Kaplan and Norton describe the innovation of the balanced scorecard
as follows:
"The balanced scorecard retains traditional financial measures.
But financial measures tell the story of past events, an adequate
story for industrial age companies for which investments in long-term
capabilities and customer relationships were not critical for
success. These financial measures are inadequate, however, for
guiding and evaluating the journey that information age companies
must make to create future value through investment in customers,
suppliers, employees, processes, technology, and innovation."
Perspectives
The balanced scorecard suggests that we view the
organization from four perspectives, and to develop metrics, collect
data and analyze it relative to each of these perspectives:
The Learning & Growth Perspective
This perspective includes employee training and
corporate cultural attitudes related to both individual and corporate
self-improvement. In a knowledge-worker organization, people --
the only repository of knowledge -- are the main resource. In
the current climate of rapid technological change, it is becoming
necessary for knowledge workers to be in a continuous learning
mode. Metrics can be put into place to guide managers in focusing
training funds where they can help the most. In any case, learning
and growth constitute the essential foundation for success of
any knowledge-worker organization.
Kaplan and Norton emphasize that 'learning' is more than 'training';
it also includes things like mentors and tutors within the organization,
as well as that ease of communication among workers that allows
them to readily get help on a problem when it is needed. It also
includes technological tools; what the Baldrige criteria call
"high performance work systems."
The Business Process Perspective
This perspective refers to internal business processes. Metrics
based on this perspective allow the managers to know how well
their business is running, and whether its products and services
conform to customer requirements (the mission). These metrics
have to be carefully designed by those who know these processes
most intimately; with our unique missions these are not something
that can be developed by outside consultants.
The Customer Perspective
Recent management philosophy has shown an increasing realization
of the importance of customer focus and customer satisfaction
in any business. These are leading indicators: if customers are
not satisfied, they will eventually find other suppliers that
will meet their needs. Poor performance from this perspective
is thus a leading indicator of future decline, even though the
current financial picture may look good.
In developing metrics for satisfaction, customers should be analyzed
in terms of kinds of customers and the kinds of processes for
which we are providing a product or service to those customer
groups.
The Financial Perspective
Kaplan and Norton do not disregard the traditional need for financial
data. Timely and accurate funding data will always be a priority,
and managers will do whatever necessary to provide it. In fact,
often there is more than enough handling and processing of financial
data. With the implementation of a corporate database, it is hoped
that more of the processing can be centralized and automated.

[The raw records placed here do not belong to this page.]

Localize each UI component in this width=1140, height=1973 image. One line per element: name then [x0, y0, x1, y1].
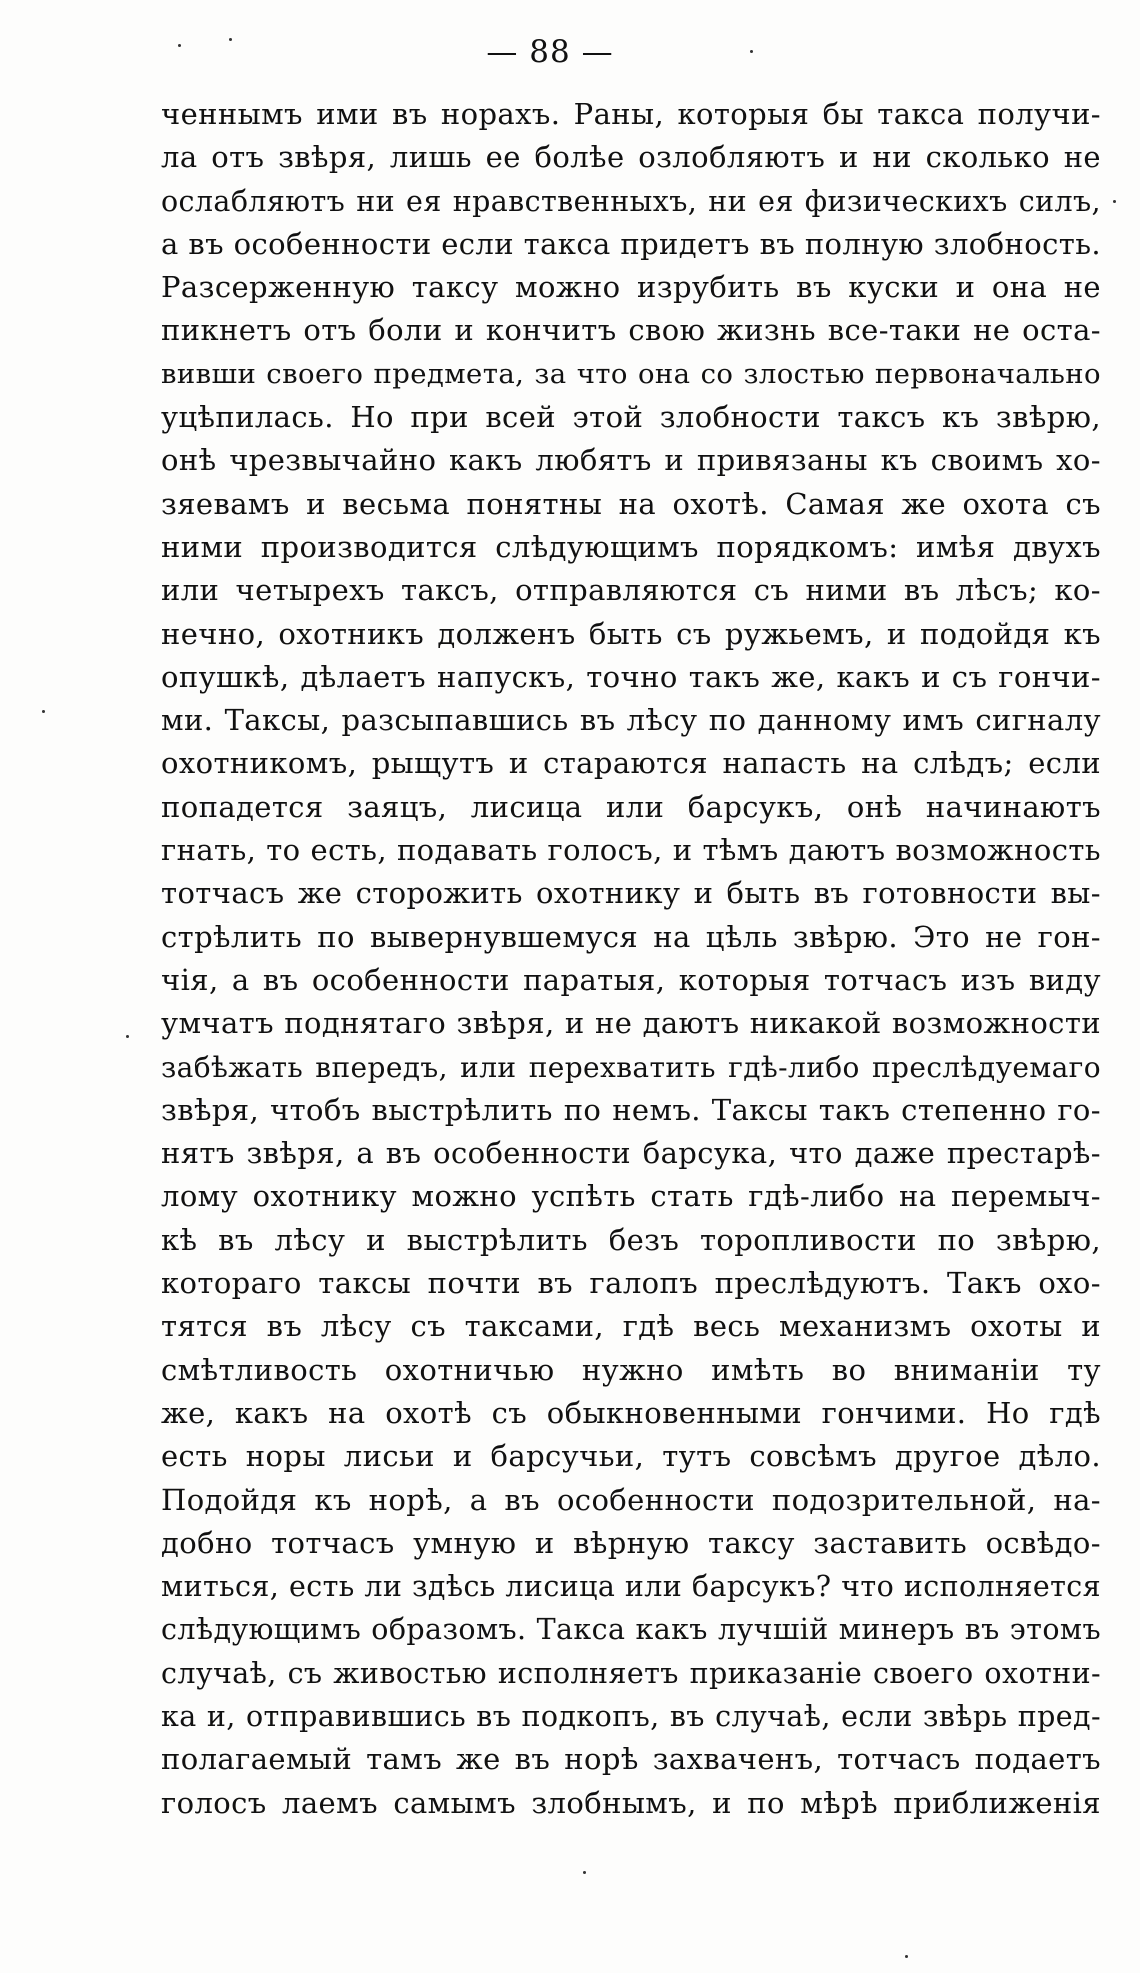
text-line: котораго таксы почти въ галопъ преслѣдуютъ. Такъ охо- [161, 1266, 1101, 1301]
print-speck [178, 44, 181, 47]
text-line: уцѣпилась. Но при всей этой злобности таксъ къ звѣрю, [161, 400, 1101, 435]
print-speck [126, 1035, 129, 1038]
print-speck [583, 1871, 586, 1874]
text-line: же, какъ на охотѣ съ обыкновенными гончими. Но гдѣ [161, 1395, 1101, 1430]
text-line: полагаемый тамъ же въ норѣ захваченъ, тотчасъ подаетъ [161, 1742, 1101, 1777]
print-speck [905, 1955, 908, 1958]
print-speck [750, 50, 753, 53]
text-line: Подойдя къ норѣ, а въ особенности подозрительной, на- [161, 1482, 1101, 1517]
text-line: забѣжать впередъ, или перехватить гдѣ-либо преслѣдуемаго [161, 1050, 1101, 1084]
text-line: ними производится слѣдующимъ порядкомъ: имѣя двухъ [161, 529, 1101, 564]
text-line: случаѣ, съ живостью исполняетъ приказаніе своего охотни- [161, 1656, 1101, 1690]
body-text [161, 93, 1101, 1825]
text-line: звѣря, чтобъ выстрѣлить по немъ. Таксы такъ степенно го- [161, 1092, 1101, 1127]
text-line: онѣ чрезвычайно какъ любятъ и привязаны къ своимъ хо- [161, 443, 1101, 478]
text-line: есть норы лисьи и барсучьи, тутъ совсѣмъ другое дѣло. [161, 1439, 1101, 1474]
text-line: или четырехъ таксъ, отправляются съ ними въ лѣсъ; ко- [161, 573, 1101, 608]
text-line: ослабляютъ ни ея нравственныхъ, ни ея физическихъ силъ, [161, 184, 1101, 218]
text-line: ла отъ звѣря, лишь ее болѣе озлобляютъ и ни сколько не [161, 140, 1101, 175]
text-line: а въ особенности если такса придетъ въ полную злобность. [161, 226, 1101, 261]
text-line: нятъ звѣря, а въ особенности барсука, что даже престарѣ- [161, 1136, 1101, 1171]
text-line: тотчасъ же сторожить охотнику и быть въ готовности вы- [161, 876, 1101, 911]
text-line: вивши своего предмета, за что она со злостью первоначально [161, 357, 1101, 390]
text-line: попадется заяцъ, лисица или барсукъ, онѣ начинаютъ [161, 789, 1101, 824]
text-line: Разсерженную таксу можно изрубить въ куски и она не [161, 270, 1101, 305]
print-speck [42, 710, 45, 713]
text-line: ми. Таксы, разсыпавшись въ лѣсу по данному имъ сигналу [161, 703, 1101, 738]
text-line: пикнетъ отъ боли и кончитъ свою жизнь все-таки не оста- [161, 313, 1101, 348]
text-line: лому охотнику можно успѣть стать гдѣ-либо на перемыч- [161, 1179, 1101, 1214]
text-line: ка и, отправившись въ подкопъ, въ случаѣ, если звѣрь пред- [161, 1699, 1101, 1733]
text-line: охотникомъ, рыщутъ и стараются напасть на слѣдъ; если [161, 746, 1101, 781]
text-line: стрѣлить по вывернувшемуся на цѣль звѣрю. Это не гон- [161, 919, 1101, 954]
text-line: умчатъ поднятаго звѣря, и не даютъ никакой возможности [161, 1006, 1101, 1041]
print-speck [1113, 200, 1116, 203]
text-line: миться, есть ли здѣсь лисица или барсукъ? что исполняется [161, 1570, 1101, 1604]
text-line: голосъ лаемъ самымъ злобнымъ, и по мѣрѣ приближенія [161, 1785, 1101, 1820]
text-line: гнать, то есть, подавать голосъ, и тѣмъ даютъ возможность [161, 833, 1101, 868]
text-line: добно тотчасъ умную и вѣрную таксу заставить освѣдо- [161, 1525, 1101, 1560]
text-line: опушкѣ, дѣлаетъ напускъ, точно такъ же, какъ и съ гончи- [161, 659, 1101, 694]
print-speck [229, 38, 232, 41]
text-line: ченнымъ ими въ норахъ. Раны, которыя бы такса получи- [161, 97, 1101, 131]
text-line: слѣдующимъ образомъ. Такса какъ лучшій минеръ въ этомъ [161, 1613, 1101, 1647]
text-line: смѣтливость охотничью нужно имѣть во вниманіи ту [161, 1352, 1101, 1387]
text-line: тятся въ лѣсу съ таксами, гдѣ весь механизмъ охоты и [161, 1309, 1101, 1344]
text-line: нечно, охотникъ долженъ быть съ ружьемъ, и подойдя къ [161, 616, 1101, 651]
text-line: кѣ въ лѣсу и выстрѣлить безъ торопливости по звѣрю, [161, 1222, 1101, 1257]
text-line: зяевамъ и весьма понятны на охотѣ. Самая же охота съ [161, 486, 1101, 521]
page-number: — 88 — [486, 34, 614, 70]
text-line: чія, а въ особенности паратыя, которыя тотчасъ изъ виду [161, 962, 1101, 997]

But the point is that the current emphasis on financials leads
to the "unbalanced" situation with regard to other perspectives.
There is perhaps a need to include additional financial-related
data, such as risk assessment and cost-benefit data, in this category.
Strategy Mapping
Strategy maps are communication tools used to tell a story of
how value is created for the organization. They show a logical,
step-by-step connection between strategic objectives in the form
of a cause-and-effect chain. Generally speaking, improving performance
in the objectives found in the Learning & Growth perspective
enables the organization to improve its Internal Process perspective
Objectives, which in turn enables the organization to create desirable
results in the Customer and Financial perspectives.